# Boss Mount on 2013 Silverado



## ispperformance (Nov 24, 2008)

I just traded my 2007 Tahoe in for a 2013 Silverado. The Tahoe had the molded bumper and I had to cut it to make room for the mounting tabs. The Silverado has a different bumper setup and I am curious if anyone has mounted a boss and if they had to cut to make room. I have been looking for this setup on every chevy truck I drive by, but haven't seen a Boss yet.


----------



## Spool it up (Oct 30, 2012)

ispperformance;1547201 said:


> I just traded my 2007 Tahoe in for a 2013 Silverado. The Tahoe had the molded bumper and I had to cut it to make room for the mounting tabs. The Silverado has a different bumper setup and I am curious if anyone has mounted a boss and if they had to cut to make room. I have been looking for this setup on every chevy truck I drive by, but haven't seen a Boss yet.

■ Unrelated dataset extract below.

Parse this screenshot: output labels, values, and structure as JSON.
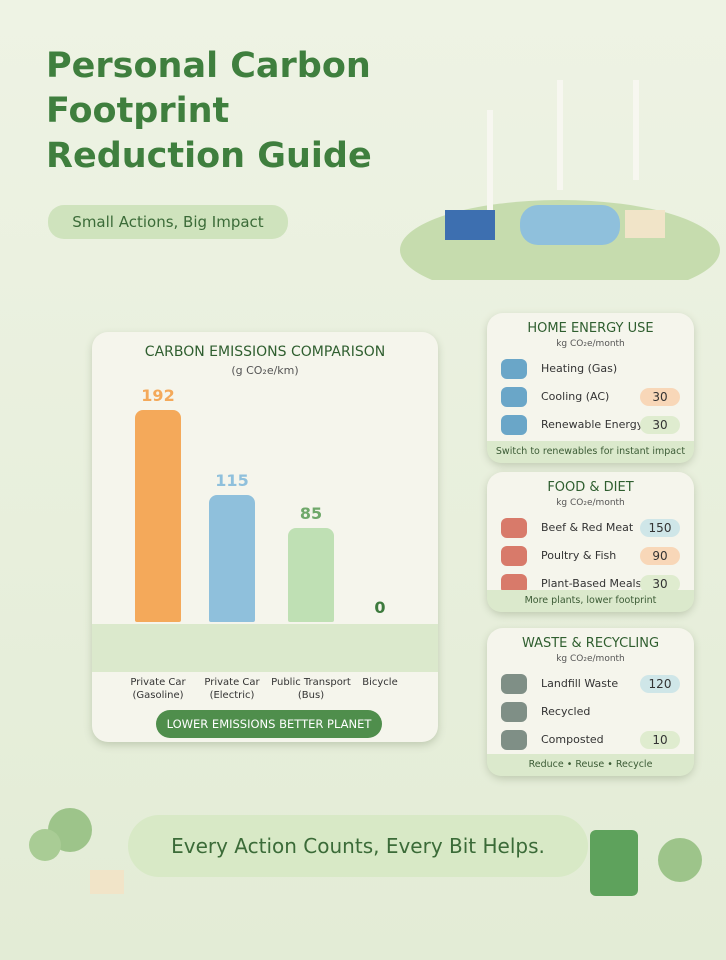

this usually helps ...http://www.bossplow.com/product-selector/truck-plow


----------



## ispperformance (Nov 24, 2008)

The plow mount is the same for both trucks, and Boss instructions show a truck with the full plastic molded bumper like my Tahoe had. Their Instructions say that some trucks do not require cutting / notching. This is why I decided to put up a post.


----------



## ispperformance (Nov 24, 2008)

I installed the plow last night and there was no need to cut. Just remove the lower air damn fairing, and install the undercarriage.


----------



## scott3430 (Dec 28, 2010)

Did you reinstall the air dam after? Or have yo leave it off with the mount installed?


----------



## Monorail_Red (Oct 10, 2009)

Sorry to dig up an old thread, but how much ground clearance do you have with the plow mount in place? Thanks!


----------